The kettle clicks off. I pour the water, add a tea bag, and stand there holding the mug between both hands, breathing in the steam.

It’s late, but I’m not tired. I should be after a day like this, after seeing Shepard and trying not to think about him, after having Maddox and Liam sprawled on my floor like temptation with controllers. But my body refuses to relax.

I wander toward the window again. Outside, the streetlights cast long shadows across the empty road.

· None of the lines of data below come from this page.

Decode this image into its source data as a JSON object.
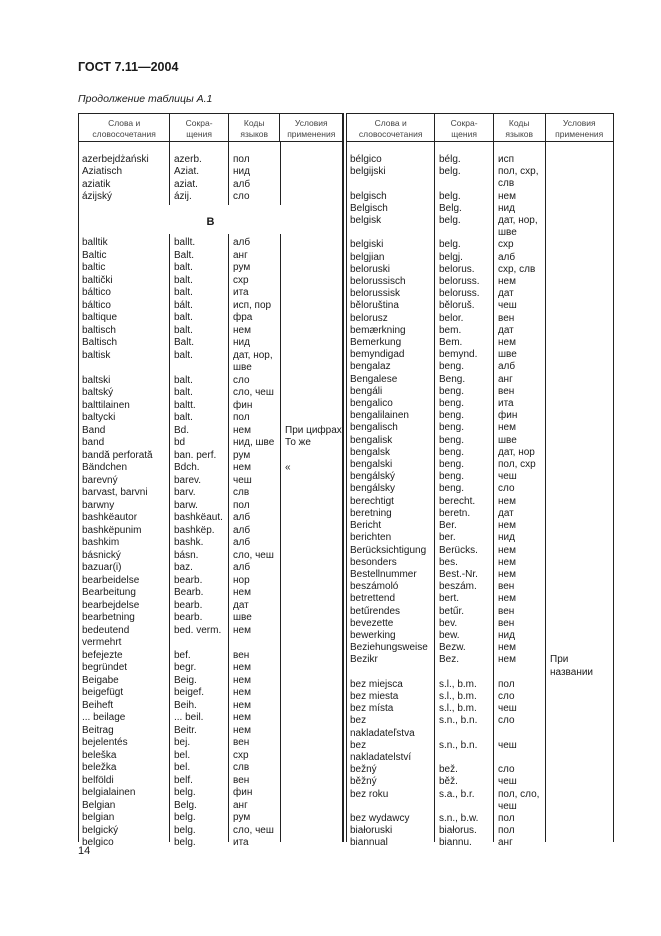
{
  "header": {
    "standard": "ГОСТ 7.11—2004",
    "caption": "Продолжение таблицы А.1"
  },
  "columns": [
    "Слова и\nсловосочетания",
    "Сокра-\nщения",
    "Коды\nязыков",
    "Условия\nприменения"
  ],
  "left": {
    "rows_a": [
      [
        "azerbejdżański",
        "azerb.",
        "пол",
        ""
      ],
      [
        "Aziatisch",
        "Aziat.",
        "нид",
        ""
      ],
      [
        "aziatik",
        "aziat.",
        "алб",
        ""
      ],
      [
        "ázijský",
        "ázij.",
        "сло",
        ""
      ]
    ],
    "heading": "B",
    "rows_b": [
      [
        "balltik",
        "ballt.",
        "алб",
        ""
      ],
      [
        "Baltic",
        "Balt.",
        "анг",
        ""
      ],
      [
        "baltic",
        "balt.",
        "рум",
        ""
      ],
      [
        "baltički",
        "balt.",
        "схр",
        ""
      ],
      [
        "báltico",
        "balt.",
        "ита",
        ""
      ],
      [
        "báltico",
        "bált.",
        "исп, пор",
        ""
      ],
      [
        "baltique",
        "balt.",
        "фра",
        ""
      ],
      [
        "baltisch",
        "balt.",
        "нем",
        ""
      ],
      [
        "Baltisch",
        "Balt.",
        "нид",
        ""
      ],
      [
        "baltisk",
        "balt.",
        "дат, нор,\nшве",
        ""
      ],
      [
        "baltski",
        "balt.",
        "сло",
        ""
      ],
      [
        "baltský",
        "balt.",
        "сло, чеш",
        ""
      ],
      [
        "balttilainen",
        "baltt.",
        "фин",
        ""
      ],
      [
        "baltycki",
        "balt.",
        "пол",
        ""
      ],
      [
        "Band",
        "Bd.",
        "нем",
        "При цифрах"
      ],
      [
        "band",
        "bd",
        "нид, шве",
        "То же"
      ],
      [
        "bandă perforată",
        "ban. perf.",
        "рум",
        ""
      ],
      [
        "Bändchen",
        "Bdch.",
        "нем",
        "    «"
      ],
      [
        "barevný",
        "barev.",
        "чеш",
        ""
      ],
      [
        "barvast, barvni",
        "barv.",
        "слв",
        ""
      ],
      [
        "barwny",
        "barw.",
        "пол",
        ""
      ],
      [
        "bashkëautor",
        "bashkëaut.",
        "алб",
        ""
      ],
      [
        "bashkëpunim",
        "bashkëp.",
        "алб",
        ""
      ],
      [
        "bashkim",
        "bashk.",
        "алб",
        ""
      ],
      [
        "básnický",
        "básn.",
        "сло, чеш",
        ""
      ],
      [
        "bazuar(i)",
        "baz.",
        "алб",
        ""
      ],
      [
        "bearbeidelse",
        "bearb.",
        "нор",
        ""
      ],
      [
        "Bearbeitung",
        "Bearb.",
        "нем",
        ""
      ],
      [
        "bearbejdelse",
        "bearb.",
        "дат",
        ""
      ],
      [
        "bearbetning",
        "bearb.",
        "шве",
        ""
      ],
      [
        "bedeutend\nvermehrt",
        "bed. verm.",
        "нем",
        ""
      ],
      [
        "befejezte",
        "bef.",
        "вен",
        ""
      ],
      [
        "begründet",
        "begr.",
        "нем",
        ""
      ],
      [
        "Beigabe",
        "Beig.",
        "нем",
        ""
      ],
      [
        "beigefügt",
        "beigef.",
        "нем",
        ""
      ],
      [
        "Beiheft",
        "Beih.",
        "нем",
        ""
      ],
      [
        "... beilage",
        "... beil.",
        "нем",
        ""
      ],
      [
        "Beitrag",
        "Beitr.",
        "нем",
        ""
      ],
      [
        "bejelentés",
        "bej.",
        "вен",
        ""
      ],
      [
        "beleška",
        "bel.",
        "схр",
        ""
      ],
      [
        "beležka",
        "bel.",
        "слв",
        ""
      ],
      [
        "belföldi",
        "belf.",
        "вен",
        ""
      ],
      [
        "belgialainen",
        "belg.",
        "фин",
        ""
      ],
      [
        "Belgian",
        "Belg.",
        "анг",
        ""
      ],
      [
        "belgian",
        "belg.",
        "рум",
        ""
      ],
      [
        "belgický",
        "belg.",
        "сло, чеш",
        ""
      ],
      [
        "belgico",
        "belg.",
        "ита",
        ""
      ]
    ]
  },
  "right": {
    "rows": [
      [
        "bélgico",
        "bélg.",
        "исп",
        ""
      ],
      [
        "belgijski",
        "belg.",
        "пол, схр,\nслв",
        ""
      ],
      [
        "belgisch",
        "belg.",
        "нем",
        ""
      ],
      [
        "Belgisch",
        "Belg.",
        "нид",
        ""
      ],
      [
        "belgisk",
        "belg.",
        "дат, нор,\nшве",
        ""
      ],
      [
        "belgiski",
        "belg.",
        "схр",
        ""
      ],
      [
        "belgjian",
        "belgj.",
        "алб",
        ""
      ],
      [
        "beloruski",
        "belorus.",
        "схр, слв",
        ""
      ],
      [
        "belorussisch",
        "beloruss.",
        "нем",
        ""
      ],
      [
        "belorussisk",
        "beloruss.",
        "дат",
        ""
      ],
      [
        "běloruština",
        "běloruš.",
        "чеш",
        ""
      ],
      [
        "belorusz",
        "belor.",
        "вен",
        ""
      ],
      [
        "bemærkning",
        "bem.",
        "дат",
        ""
      ],
      [
        "Bemerkung",
        "Bem.",
        "нем",
        ""
      ],
      [
        "bemyndigad",
        "bemynd.",
        "шве",
        ""
      ],
      [
        "bengalaz",
        "beng.",
        "алб",
        ""
      ],
      [
        "Bengalese",
        "Beng.",
        "анг",
        ""
      ],
      [
        "bengáli",
        "beng.",
        "вен",
        ""
      ],
      [
        "bengalico",
        "beng.",
        "ита",
        ""
      ],
      [
        "bengalilainen",
        "beng.",
        "фин",
        ""
      ],
      [
        "bengalisch",
        "beng.",
        "нем",
        ""
      ],
      [
        "bengalisk",
        "beng.",
        "шве",
        ""
      ],
      [
        "bengalsk",
        "beng.",
        "дат, нор",
        ""
      ],
      [
        "bengalski",
        "beng.",
        "пол, схр",
        ""
      ],
      [
        "bengálský",
        "beng.",
        "чеш",
        ""
      ],
      [
        "bengálsky",
        "beng.",
        "сло",
        ""
      ],
      [
        "berechtigt",
        "berecht.",
        "нем",
        ""
      ],
      [
        "beretning",
        "beretn.",
        "дат",
        ""
      ],
      [
        "Bericht",
        "Ber.",
        "нем",
        ""
      ],
      [
        "berichten",
        "ber.",
        "нид",
        ""
      ],
      [
        "Berücksichtigung",
        "Berücks.",
        "нем",
        ""
      ],
      [
        "besonders",
        "bes.",
        "нем",
        ""
      ],
      [
        "Bestellnummer",
        "Best.-Nr.",
        "нем",
        ""
      ],
      [
        "beszámoló",
        "beszám.",
        "вен",
        ""
      ],
      [
        "betrettend",
        "bert.",
        "нем",
        ""
      ],
      [
        "betűrendes",
        "betűr.",
        "вен",
        ""
      ],
      [
        "bevezette",
        "bev.",
        "вен",
        ""
      ],
      [
        "bewerking",
        "bew.",
        "нид",
        ""
      ],
      [
        "Beziehungsweise",
        "Bezw.",
        "нем",
        ""
      ],
      [
        "Bezikr",
        "Bez.",
        "нем",
        "При названии"
      ],
      [
        "bez miejsca",
        "s.l., b.m.",
        "пол",
        ""
      ],
      [
        "bez miesta",
        "s.l., b.m.",
        "сло",
        ""
      ],
      [
        "bez místa",
        "s.l., b.m.",
        "чеш",
        ""
      ],
      [
        "bez\nnakladateľstva",
        "s.n., b.n.",
        "сло",
        ""
      ],
      [
        "bez\nnakladatelství",
        "s.n., b.n.",
        "чеш",
        ""
      ],
      [
        "bežný",
        "bež.",
        "сло",
        ""
      ],
      [
        "běžný",
        "běž.",
        "чеш",
        ""
      ],
      [
        "bez roku",
        "s.a., b.r.",
        "пол, сло,\nчеш",
        ""
      ],
      [
        "bez wydawcy",
        "s.n., b.w.",
        "пол",
        ""
      ],
      [
        "białoruski",
        "białorus.",
        "пол",
        ""
      ],
      [
        "biannual",
        "biannu.",
        "анг",
        ""
      ]
    ]
  },
  "page_number": "14"
}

Nimbus curls up on the couch, already asleep. I sip my tea and stare at nothing for a long time, wondering when everything started to feel so complicated.

It used to be easy—work, home, friends, repeat. Then Liam had to go and ruin the simple parts by being kind when I needed it most. Then Maddox came along with that smile that looks like trouble and a heart that’s too damn big for his chest.

And now here I am, fighting off thoughts that make my skin too warm and my breath too shallow.

It’s almost one when I give up pretending I’m tired. The book on my lap hasn’t moved in twenty minutes, and the tea on the table has gone cold. Nimbus is asleep on the couch, paws twitching like he’s chasing ghosts. I stand, grab my denim jacket from the hook, and tell myself a night out isn’t the worst idea.

The air outside tastes like salt and leftover rain. The street’s empty, just the sound of the ocean in the distance. I open the ride-share app, type inBar 2.0, and wait for the little car icon to move.